Multichannel marketing is a must in the digital age, but executing it effectively is next to impossible without a sophisticated predictive analytics tool.
In the wake of the digital revolution, the typical customer journey has become so complex that the Don Drapers of decades past would hardly recognize it. Especially in the retail space, the most effective marketing campaigns integrate numerous digital channels — email, paid social, paid search, display, ecommerce app push notifications, etc. — with classics like direct mail, out-of-home, and television.

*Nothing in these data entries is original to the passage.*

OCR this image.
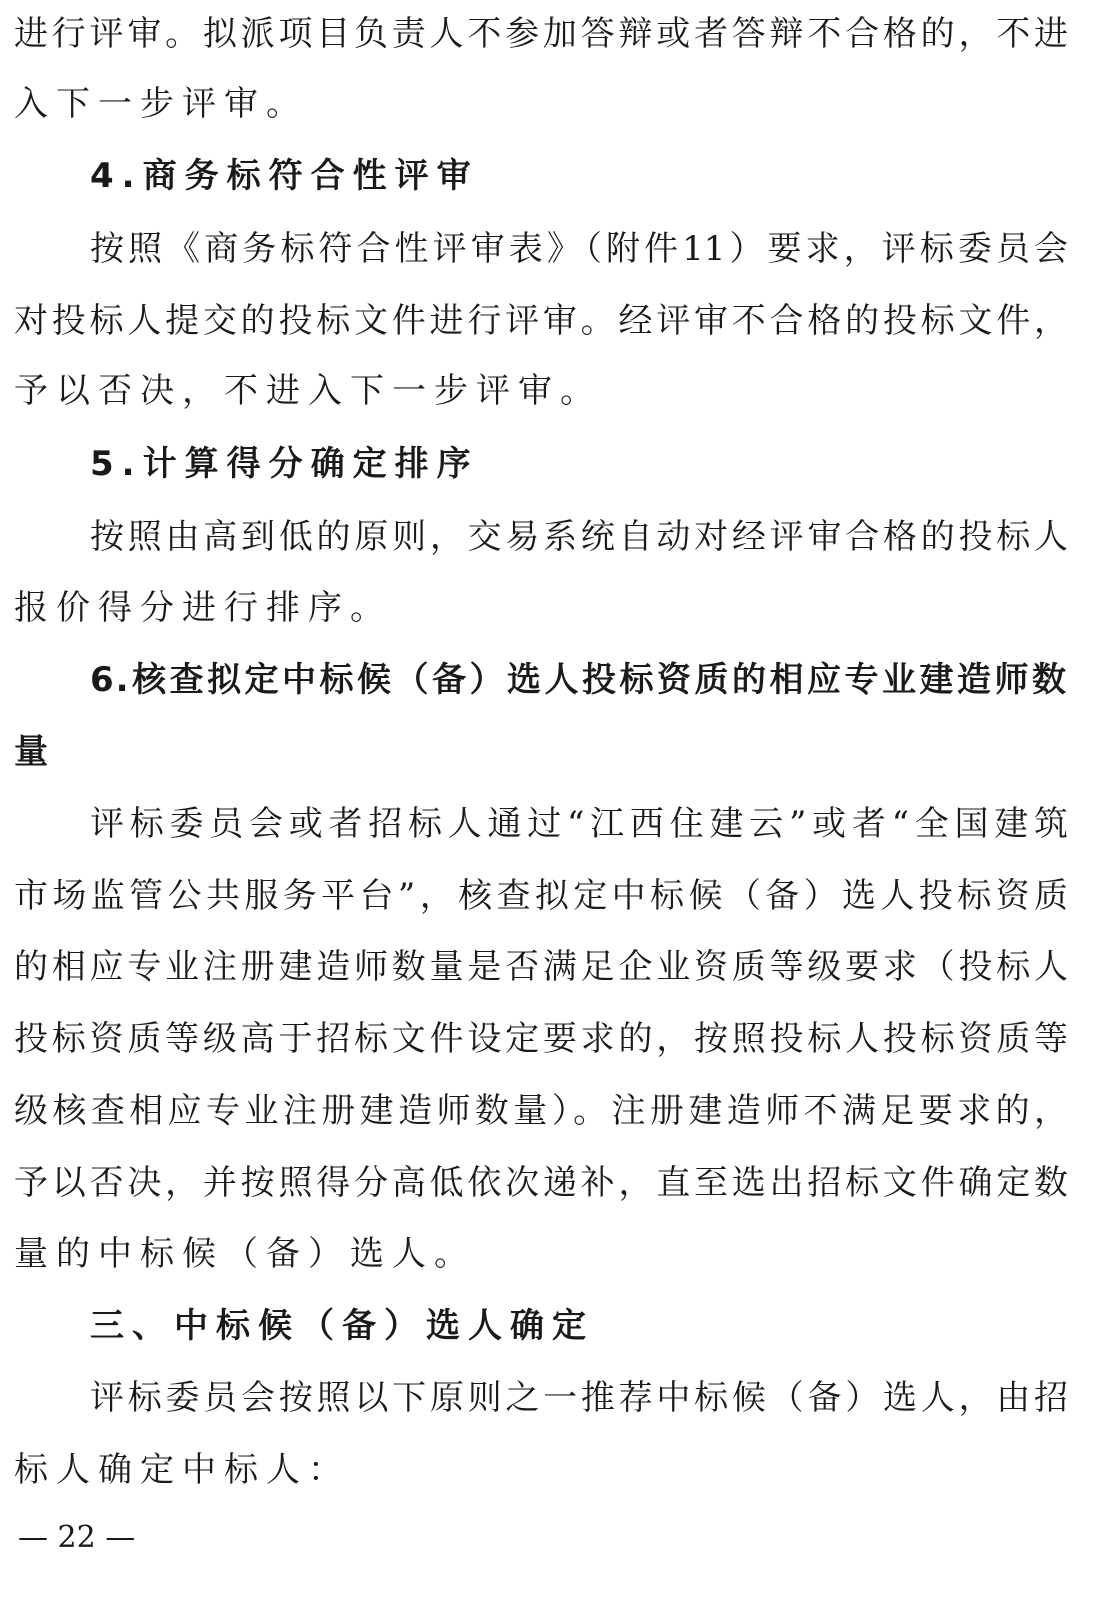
进行评审。拟派项目负责人不参加答辩或者答辩不合格的，不进
入下一步评审。
4.商务标符合性评审
按照《商务标符合性评审表》（附件11）要求，评标委员会
对投标人提交的投标文件进行评审。经评审不合格的投标文件，
予以否决，不进入下一步评审。
5.计算得分确定排序
按照由高到低的原则，交易系统自动对经评审合格的投标人
报价得分进行排序。
6.核查拟定中标候（备）选人投标资质的相应专业建造师数
量
评标委员会或者招标人通过“江西住建云”或者“全国建筑
市场监管公共服务平台”，核查拟定中标候（备）选人投标资质
的相应专业注册建造师数量是否满足企业资质等级要求（投标人
投标资质等级高于招标文件设定要求的，按照投标人投标资质等
级核查相应专业注册建造师数量）。注册建造师不满足要求的，
予以否决，并按照得分高低依次递补，直至选出招标文件确定数
量的中标候（备）选人。
三、中标候（备）选人确定
评标委员会按照以下原则之一推荐中标候（备）选人，由招
标人确定中标人：
— 22 —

In a perfect world, a retail marketer would be able to drive conversions (and ensure retention) by delivering each customer a highly personalized experience. These experiences would not only be consistent across various channels, but would also be tailored to the unique needs that arise at each stage of the purchasing journey. What’s more, much of this would be automated and fully scalable.
Unfortunately, for many brands, this is little more than a utopian vision of what their marketing should look like. Multichannel marketing is a must in today’s hyper-competitive retail landscape, but there continues to be a significant disconnect between how marketers want to conduct it and how they are actually able to conduct it. The good news: it is possible to bridge this disconnect with the right tools and the right approach to multichannel campaign optimization.
The Challenges of Multichannel Retail Marketing
More often than not, a brand’s multichannel struggles can be attributed to three common marketing challenges: data siloing, data distillation, and actionability.
Many of the tools retail marketers use on a day-to-day basis are built around channel-level data. For instance, a site personalization tool provides marketers with information related to how a customer interacts with a brand’s website, but it doesn’t include any information related to the promotional emails the customer engages with or the purchases they make from a brick-and-mortar location.
Such channel-centric tools inevitably lead to the privileging of channel-centric metrics, which is why email marketers typically optimize around open rates and unsubscribe rates while brand site managers optimize around conversion rates and bounce rates. Each of these metrics has value, but only represents one piece of the “customer quilt.”
Rather than stitching together multiple channel-centric campaigns, marketers must take a more holistic approach to multichannel optimization, focusing not on individual channels but on individual customers — something that is all but impossible to achieve across a group of siloed marketing teams.
As we mentioned at the top, the typical customer journey has become remarkably complex. A customer might engage with a retailer’s app, then visit the retailer’s website to look at a pair of pants, and finally visit a brick-and-mortar store to make a purchase. Capturing the nuances of this kind of journey is an essential part of multichannel marketing, but doing so involves an enormous amount of data.
Large, digitally-savvy retailers have literally millions of data points that collectively describe each customer’s engagement with the brand. Sifting through this mountain of data to figure out what really matters — and what doesn’t — is easier said than done, and many marketers end up struggling to see the forest (customer insights) for the trees (individual marketing touchpoints).
Even if a brand is capable of gathering, aggregating, and analyzing millions upon millions of customer data points, it’s still incredibly difficult to translate those analyses into concrete marketing actions.
Many retailers have top-notch analytics and/or business intelligence (BI) teams that are quite adept at pulling select data from multiple tools and systems and running it through sophisticated predictive models. Where these teams tend to falter, however, is in keeping these models running continuously at scale and translating the data into insights that marketers can use to shape their actual campaigns. The importance of this actionability often gets lost between the BI and marketing phases of the multichannel optimization process.
Leveling Up with Predictive Analytics
The difficulty of overcoming these challenges has been a major factor in the recent explosion of fully integrated customer analytics platforms. A growing number of retailers are recognizing that specialized vendors are better equipped than they are to lead consistent, results-oriented multichannel marketing campaigns.
What’s more, a predictive analytics platform allows retail marketers to tailor their actions to precise inflection points in a customer’s journey, whether it’s the moment of acquisition (when the customer makes their first purchase), the period of cultivation (when brand loyalty is built), or the moment of reactivation (when the customer returns to the brand after having been lost to churn). A predictive analytics platform helps a brand decide not just what action to take, but also the ideal time to take it.
For instance, once a customer has transitioned into a period of cultivation, retail marketers are going to find the most success in actions designed to facilitate “one- to two-time buyer conversion” — that is, transforming the customer from someone who made a one-off purchase into a brand loyalist. Ideally, this will entail a coordinated multichannel approach that amplifies a brand’s “follow-up” messaging.
The Path to Better Customer Relationships
Ultimately, there’s no better way to build productive customer relationships than by orienting your marketing efforts not only around specific customers, but around specific inflection points in their purchasing journeys. And while personalized marketing comes with a handful of challenges, a sophisticated predictive analytics tool can help any retailer achieve the kind of true multichannel marketing optimization that will set them apart from their competition.